So neither solution is as good as native for motion clarity, but dlss is much closer to native though not quite there
Native exhibits ghosting in some scenes where as dlss/FSR 2 does not. So it seems to very much depend on the scene and kind of movement, object etc. Overall, dlss looks to be better for motion if looking at "everything" i.e. temporal stability, lack of ghosting (overall if going by DF comments) etc.
At the very end of the video he showed another weird ghosting issue with DLSS too that looks very similar to that FSR example posted earlier. Makes me think it might be an issue unique to this game rather than tied to either tech.
I think it is just down to different implementations doing things slightly different to achieve certain goals i.e. if AMD were to remove all the sharpening, you would probably get closer to dlss/natives temporal stability but then obviously you would lose the extra clarity and so on.
The more frames you use, the more accurate the reconstruction will be, but the worse ghosting will become, and vice versa (less frames, less accuracy, better ghosting). The more you try to mitigate ghosting, the less accuracy you get during disocclusion events (moments where it basically discards previous frames and starts fresh, if it detects that it's ghosting too much).
Upscaling is just an extremely difficult problem to acceptably solve, and is actually an impossible to perfectly solve. If you're upscaling from a 0.5x resolution source, you're effectively turning 1 input pixel into 4 output pixels. No matter which way you go about doing this, there will always be certain assumptions that are made by the algorithms, that you need to correct for to produce accurate results, and these corrections will always produce unfortunate side effects then you then need to correct for again.

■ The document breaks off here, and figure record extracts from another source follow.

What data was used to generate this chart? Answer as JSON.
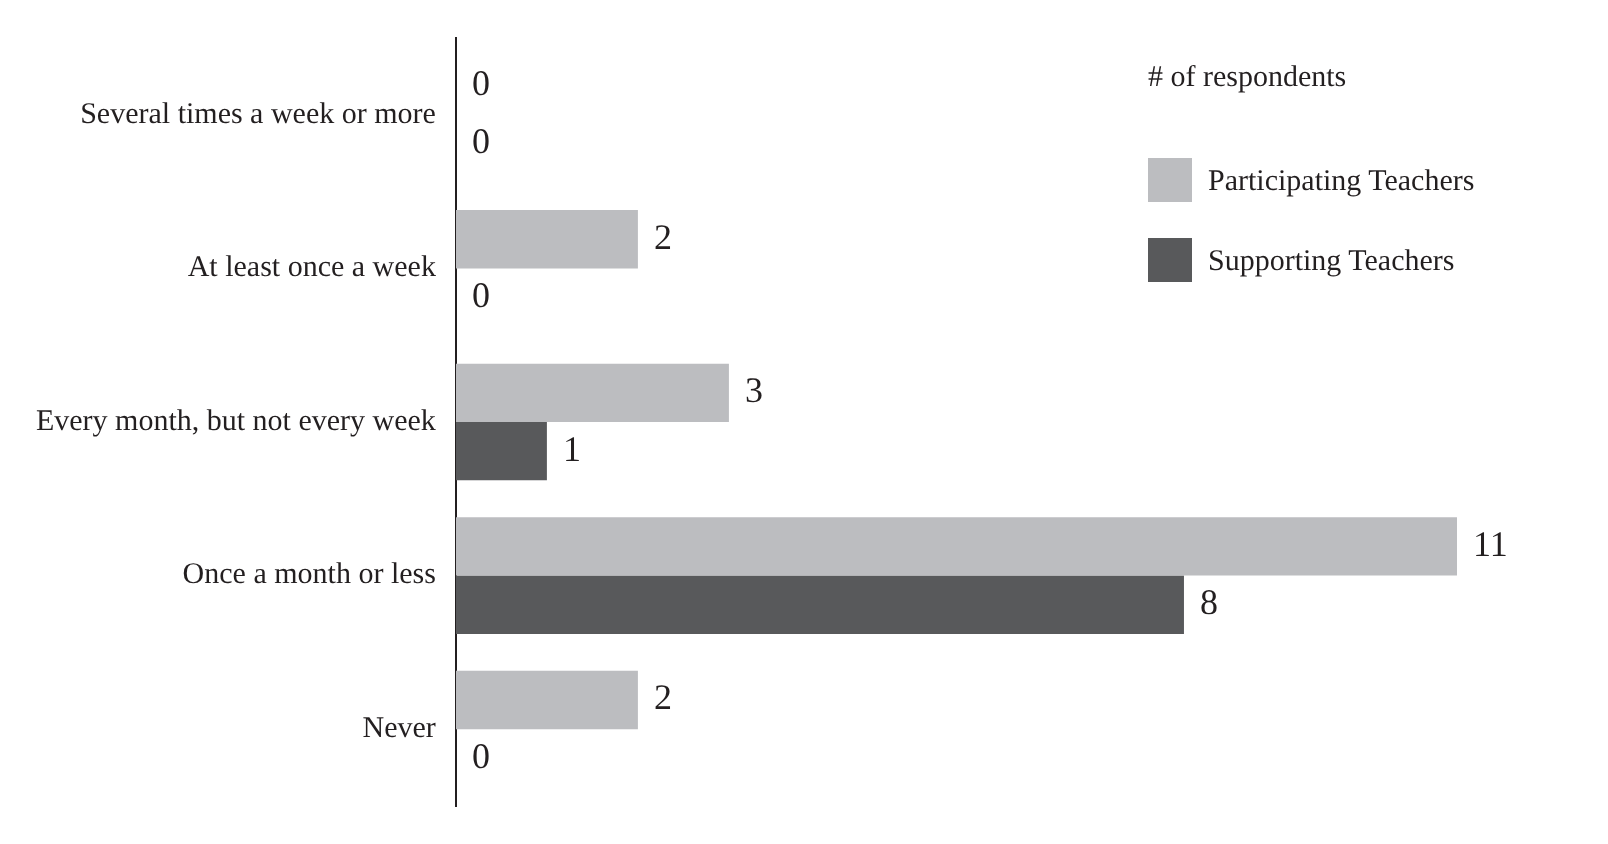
{
  "chart_data": {
    "type": "bar",
    "orientation": "horizontal",
    "legend_title": "# of respondents",
    "legend": "top right",
    "data_labels": true,
    "categories": [
      "Several times a week or more",
      "At least once a week",
      "Every month, but not every week",
      "Once a month or less",
      "Never"
    ],
    "series": [
      {
        "name": "Participating Teachers",
        "color": "#bcbdc0",
        "values": [
          0,
          2,
          3,
          11,
          2
        ]
      },
      {
        "name": "Supporting Teachers",
        "color": "#58595b",
        "values": [
          0,
          0,
          1,
          8,
          0
        ]
      }
    ]
  }
}
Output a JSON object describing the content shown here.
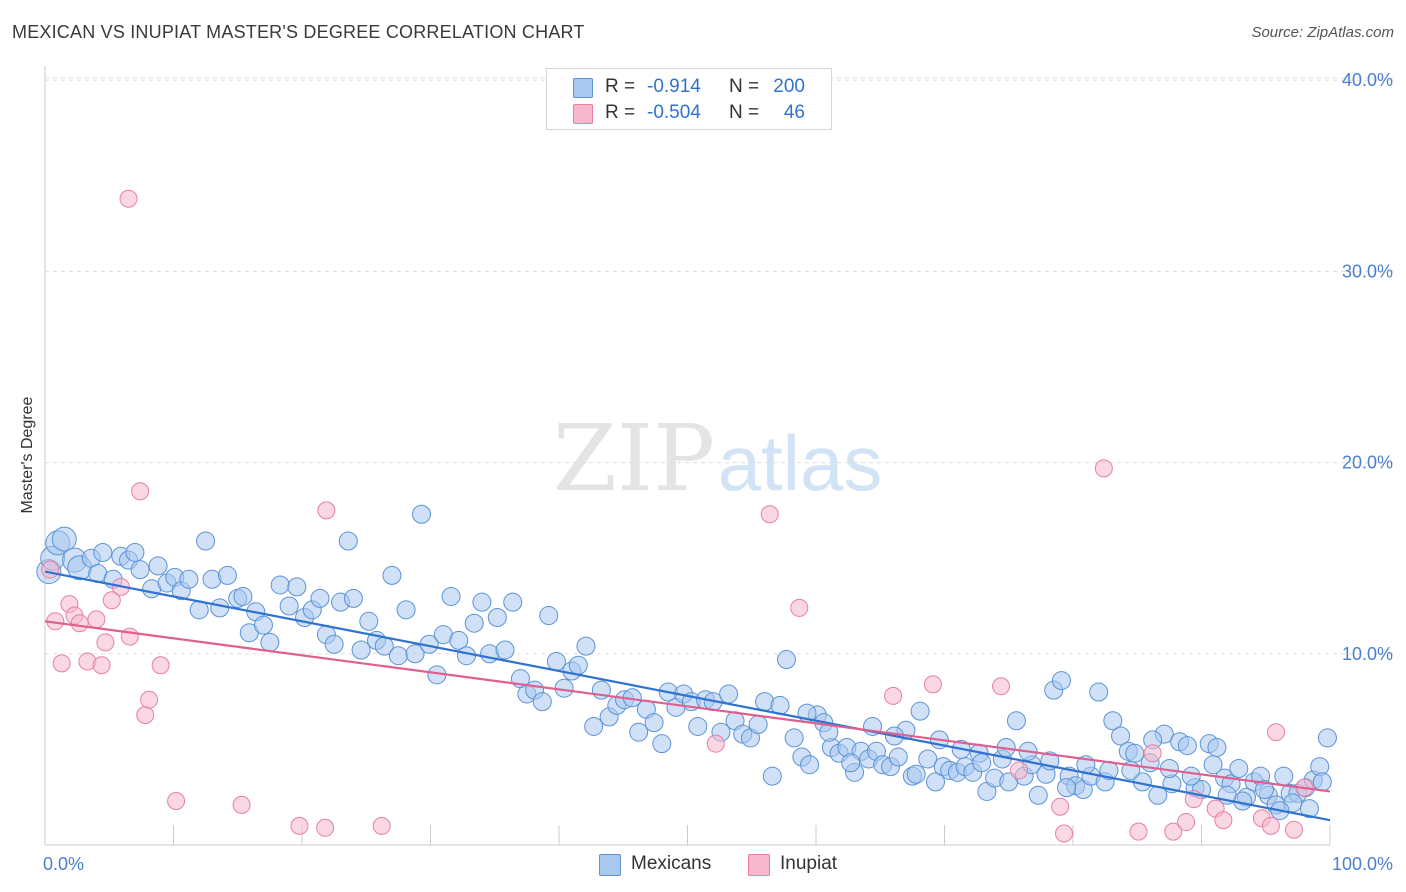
{
  "header": {
    "title": "MEXICAN VS INUPIAT MASTER'S DEGREE CORRELATION CHART",
    "source": "Source: ZipAtlas.com"
  },
  "watermark": {
    "zip": "ZIP",
    "atlas": "atlas"
  },
  "legend_top": {
    "rows": [
      {
        "r_label": "R =",
        "r_value": "-0.914",
        "n_label": "N =",
        "n_value": "200",
        "color": "#a9c8f0"
      },
      {
        "r_label": "R =",
        "r_value": "-0.504",
        "n_label": "N =",
        "n_value": "46",
        "color": "#f5b8cc"
      }
    ]
  },
  "legend_bottom": {
    "items": [
      {
        "label": "Mexicans",
        "color": "#a9c8f0"
      },
      {
        "label": "Inupiat",
        "color": "#f5b8cc"
      }
    ]
  },
  "colors": {
    "blue_fill": "#a9c8f0",
    "blue_stroke": "#5b93d6",
    "blue_line": "#2f72d0",
    "pink_fill": "#f5b8cc",
    "pink_stroke": "#e87fa3",
    "pink_line": "#e05f8e",
    "tick_text": "#4a7fd0",
    "grid": "#dddddd"
  },
  "chart_data": {
    "type": "scatter",
    "title": "MEXICAN VS INUPIAT MASTER'S DEGREE CORRELATION CHART",
    "xlabel": "",
    "ylabel": "Master's Degree",
    "xlim": [
      0,
      100
    ],
    "ylim": [
      0,
      41
    ],
    "x_tick_labels": [
      "0.0%",
      "100.0%"
    ],
    "y_ticks": [
      10,
      20,
      30,
      40
    ],
    "y_tick_labels": [
      "10.0%",
      "20.0%",
      "30.0%",
      "40.0%"
    ],
    "grid": "horizontal dashed",
    "legend": "top-center",
    "series": [
      {
        "name": "Mexicans",
        "r": -0.914,
        "n": 200,
        "trend": {
          "x0": 0,
          "y0": 14.3,
          "x1": 100,
          "y1": 1.3
        },
        "points": [
          [
            0.3,
            14.3
          ],
          [
            0.6,
            15.0
          ],
          [
            1.0,
            15.8
          ],
          [
            1.5,
            16.0
          ],
          [
            2.3,
            14.9
          ],
          [
            2.7,
            14.5
          ],
          [
            3.6,
            15.0
          ],
          [
            4.1,
            14.2
          ],
          [
            4.5,
            15.3
          ],
          [
            5.3,
            13.9
          ],
          [
            5.9,
            15.1
          ],
          [
            6.5,
            14.9
          ],
          [
            7.0,
            15.3
          ],
          [
            7.4,
            14.4
          ],
          [
            8.3,
            13.4
          ],
          [
            8.8,
            14.6
          ],
          [
            9.5,
            13.7
          ],
          [
            10.1,
            14.0
          ],
          [
            10.6,
            13.3
          ],
          [
            11.2,
            13.9
          ],
          [
            12.0,
            12.3
          ],
          [
            12.5,
            15.9
          ],
          [
            13.0,
            13.9
          ],
          [
            13.6,
            12.4
          ],
          [
            14.2,
            14.1
          ],
          [
            15.0,
            12.9
          ],
          [
            15.4,
            13.0
          ],
          [
            15.9,
            11.1
          ],
          [
            16.4,
            12.2
          ],
          [
            17.0,
            11.5
          ],
          [
            17.5,
            10.6
          ],
          [
            18.3,
            13.6
          ],
          [
            19.0,
            12.5
          ],
          [
            19.6,
            13.5
          ],
          [
            20.2,
            11.9
          ],
          [
            20.8,
            12.3
          ],
          [
            21.4,
            12.9
          ],
          [
            21.9,
            11.0
          ],
          [
            22.5,
            10.5
          ],
          [
            23.0,
            12.7
          ],
          [
            23.6,
            15.9
          ],
          [
            24.0,
            12.9
          ],
          [
            24.6,
            10.2
          ],
          [
            25.2,
            11.7
          ],
          [
            25.8,
            10.7
          ],
          [
            26.4,
            10.4
          ],
          [
            27.0,
            14.1
          ],
          [
            27.5,
            9.9
          ],
          [
            28.1,
            12.3
          ],
          [
            28.8,
            10.0
          ],
          [
            29.3,
            17.3
          ],
          [
            29.9,
            10.5
          ],
          [
            30.5,
            8.9
          ],
          [
            31.0,
            11.0
          ],
          [
            31.6,
            13.0
          ],
          [
            32.2,
            10.7
          ],
          [
            32.8,
            9.9
          ],
          [
            33.4,
            11.6
          ],
          [
            34.0,
            12.7
          ],
          [
            34.6,
            10.0
          ],
          [
            35.2,
            11.9
          ],
          [
            35.8,
            10.2
          ],
          [
            36.4,
            12.7
          ],
          [
            37.0,
            8.7
          ],
          [
            37.5,
            7.9
          ],
          [
            38.1,
            8.1
          ],
          [
            38.7,
            7.5
          ],
          [
            39.2,
            12.0
          ],
          [
            39.8,
            9.6
          ],
          [
            40.4,
            8.2
          ],
          [
            41.0,
            9.1
          ],
          [
            41.5,
            9.4
          ],
          [
            42.1,
            10.4
          ],
          [
            42.7,
            6.2
          ],
          [
            43.3,
            8.1
          ],
          [
            43.9,
            6.7
          ],
          [
            44.5,
            7.3
          ],
          [
            45.1,
            7.6
          ],
          [
            45.7,
            7.7
          ],
          [
            46.2,
            5.9
          ],
          [
            46.8,
            7.1
          ],
          [
            47.4,
            6.4
          ],
          [
            48.0,
            5.3
          ],
          [
            48.5,
            8.0
          ],
          [
            49.1,
            7.2
          ],
          [
            49.7,
            7.9
          ],
          [
            50.3,
            7.5
          ],
          [
            50.8,
            6.2
          ],
          [
            51.4,
            7.6
          ],
          [
            52.0,
            7.5
          ],
          [
            52.6,
            5.9
          ],
          [
            53.2,
            7.9
          ],
          [
            53.7,
            6.5
          ],
          [
            54.3,
            5.8
          ],
          [
            54.9,
            5.6
          ],
          [
            55.5,
            6.3
          ],
          [
            56.0,
            7.5
          ],
          [
            56.6,
            3.6
          ],
          [
            57.2,
            7.3
          ],
          [
            57.7,
            9.7
          ],
          [
            58.3,
            5.6
          ],
          [
            58.9,
            4.6
          ],
          [
            59.5,
            4.2
          ],
          [
            60.1,
            6.8
          ],
          [
            60.6,
            6.4
          ],
          [
            61.2,
            5.1
          ],
          [
            61.8,
            4.8
          ],
          [
            62.4,
            5.1
          ],
          [
            63.0,
            3.8
          ],
          [
            63.5,
            4.9
          ],
          [
            64.1,
            4.5
          ],
          [
            64.7,
            4.9
          ],
          [
            65.2,
            4.2
          ],
          [
            65.8,
            4.1
          ],
          [
            66.4,
            4.6
          ],
          [
            67.0,
            6.0
          ],
          [
            67.5,
            3.6
          ],
          [
            68.1,
            7.0
          ],
          [
            68.7,
            4.5
          ],
          [
            69.3,
            3.3
          ],
          [
            69.9,
            4.1
          ],
          [
            70.4,
            3.9
          ],
          [
            71.0,
            3.8
          ],
          [
            71.6,
            4.1
          ],
          [
            72.2,
            3.8
          ],
          [
            72.7,
            4.8
          ],
          [
            73.3,
            2.8
          ],
          [
            73.9,
            3.5
          ],
          [
            74.5,
            4.5
          ],
          [
            75.0,
            3.3
          ],
          [
            75.6,
            6.5
          ],
          [
            76.2,
            3.6
          ],
          [
            76.8,
            4.2
          ],
          [
            77.3,
            2.6
          ],
          [
            77.9,
            3.7
          ],
          [
            78.5,
            8.1
          ],
          [
            79.1,
            8.6
          ],
          [
            79.7,
            3.6
          ],
          [
            80.2,
            3.1
          ],
          [
            80.8,
            2.9
          ],
          [
            81.4,
            3.6
          ],
          [
            82.0,
            8.0
          ],
          [
            82.5,
            3.3
          ],
          [
            83.1,
            6.5
          ],
          [
            83.7,
            5.7
          ],
          [
            84.3,
            4.9
          ],
          [
            84.8,
            4.8
          ],
          [
            85.4,
            3.3
          ],
          [
            86.0,
            4.3
          ],
          [
            86.6,
            2.6
          ],
          [
            87.1,
            5.8
          ],
          [
            87.7,
            3.2
          ],
          [
            88.3,
            5.4
          ],
          [
            88.9,
            5.2
          ],
          [
            89.5,
            3.0
          ],
          [
            90.0,
            2.9
          ],
          [
            90.6,
            5.3
          ],
          [
            91.2,
            5.1
          ],
          [
            91.8,
            3.5
          ],
          [
            92.3,
            3.2
          ],
          [
            92.9,
            4.0
          ],
          [
            93.5,
            2.5
          ],
          [
            94.1,
            3.3
          ],
          [
            94.6,
            3.6
          ],
          [
            95.2,
            2.6
          ],
          [
            95.8,
            2.1
          ],
          [
            96.4,
            3.6
          ],
          [
            96.9,
            2.7
          ],
          [
            97.5,
            2.7
          ],
          [
            98.1,
            3.0
          ],
          [
            98.7,
            3.4
          ],
          [
            99.2,
            4.1
          ],
          [
            99.8,
            5.6
          ],
          [
            99.4,
            3.3
          ],
          [
            98.4,
            1.9
          ],
          [
            97.1,
            2.2
          ],
          [
            96.1,
            1.8
          ],
          [
            94.9,
            2.9
          ],
          [
            93.2,
            2.3
          ],
          [
            92.0,
            2.6
          ],
          [
            90.9,
            4.2
          ],
          [
            89.2,
            3.6
          ],
          [
            87.5,
            4.0
          ],
          [
            86.2,
            5.5
          ],
          [
            84.5,
            3.9
          ],
          [
            82.8,
            3.9
          ],
          [
            81.0,
            4.2
          ],
          [
            79.5,
            3.0
          ],
          [
            78.2,
            4.4
          ],
          [
            76.5,
            4.9
          ],
          [
            74.8,
            5.1
          ],
          [
            72.9,
            4.3
          ],
          [
            71.3,
            5.0
          ],
          [
            69.6,
            5.5
          ],
          [
            67.8,
            3.7
          ],
          [
            66.1,
            5.7
          ],
          [
            64.4,
            6.2
          ],
          [
            62.7,
            4.3
          ],
          [
            61.0,
            5.9
          ],
          [
            59.3,
            6.9
          ]
        ]
      },
      {
        "name": "Inupiat",
        "r": -0.504,
        "n": 46,
        "trend": {
          "x0": 0,
          "y0": 11.7,
          "x1": 100,
          "y1": 2.8
        },
        "points": [
          [
            0.4,
            14.4
          ],
          [
            0.8,
            11.7
          ],
          [
            1.3,
            9.5
          ],
          [
            1.9,
            12.6
          ],
          [
            2.3,
            12.0
          ],
          [
            2.7,
            11.6
          ],
          [
            3.3,
            9.6
          ],
          [
            4.0,
            11.8
          ],
          [
            4.4,
            9.4
          ],
          [
            4.7,
            10.6
          ],
          [
            5.2,
            12.8
          ],
          [
            5.9,
            13.5
          ],
          [
            6.5,
            33.8
          ],
          [
            6.6,
            10.9
          ],
          [
            7.4,
            18.5
          ],
          [
            7.8,
            6.8
          ],
          [
            8.1,
            7.6
          ],
          [
            9.0,
            9.4
          ],
          [
            10.2,
            2.3
          ],
          [
            15.3,
            2.1
          ],
          [
            19.8,
            1.0
          ],
          [
            21.8,
            0.9
          ],
          [
            21.9,
            17.5
          ],
          [
            26.2,
            1.0
          ],
          [
            52.2,
            5.3
          ],
          [
            56.4,
            17.3
          ],
          [
            58.7,
            12.4
          ],
          [
            66.0,
            7.8
          ],
          [
            69.1,
            8.4
          ],
          [
            74.4,
            8.3
          ],
          [
            75.8,
            3.9
          ],
          [
            79.0,
            2.0
          ],
          [
            79.3,
            0.6
          ],
          [
            82.4,
            19.7
          ],
          [
            86.2,
            4.8
          ],
          [
            85.1,
            0.7
          ],
          [
            87.8,
            0.7
          ],
          [
            88.8,
            1.2
          ],
          [
            89.4,
            2.4
          ],
          [
            91.1,
            1.9
          ],
          [
            91.7,
            1.3
          ],
          [
            94.7,
            1.4
          ],
          [
            95.4,
            1.0
          ],
          [
            95.8,
            5.9
          ],
          [
            97.2,
            0.8
          ],
          [
            98.0,
            3.0
          ]
        ]
      }
    ]
  }
}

If you're using a spatial upscaler (ie FSR 1.0, RSR, NIS, or the default bilinear filter that the driver uses), then you're looking at other neighbouring input pixels to figure out how the image changes in the nearby area, to estimate what the output pixels would be. This estimation will always be inaccurate since you're basing it off a low resolution neighbourhood, which leads to blurry results, so you need to correct for that by sharpening it, but this sharpening can easily lead to the image looking deep fried, so you need to carefully balance it.
If you're using a temporal upscaler (ie FSR 2.0, DLSS, XeSS, TAA, TAAU, TSR, etc), then you're moving the world in slight but meaningful increments each frame to change the contents of each pixel over time, and you're using past frames to look at how the 1 input pixel changes over time, to estimate what the output pixels would be. This estimation assumes that pixels only change over time due to the slight-but-meaningful movement, but this is obviously not the case as objects can move on their own, lighting conditions can change, an object can move in front of another object and block it, etc, so you need to correct for that by feeding that information into an algorithm that can detect how much the pixel has changed and correct for it (either an analytical algorithm like how FSR 2.0, TAA, TAAU or TSR work, or an AI-based algorithm like how DLSS or XeSS work), but this algorithm isn't perfect and won't catch changes in every situation (ie residual ghosting even with the algorithm), and it's own correction may produce unwanted side effects (ie the weird black artifacts with FSR 2.0), so you need to carefully adjust the algorithm accordingly.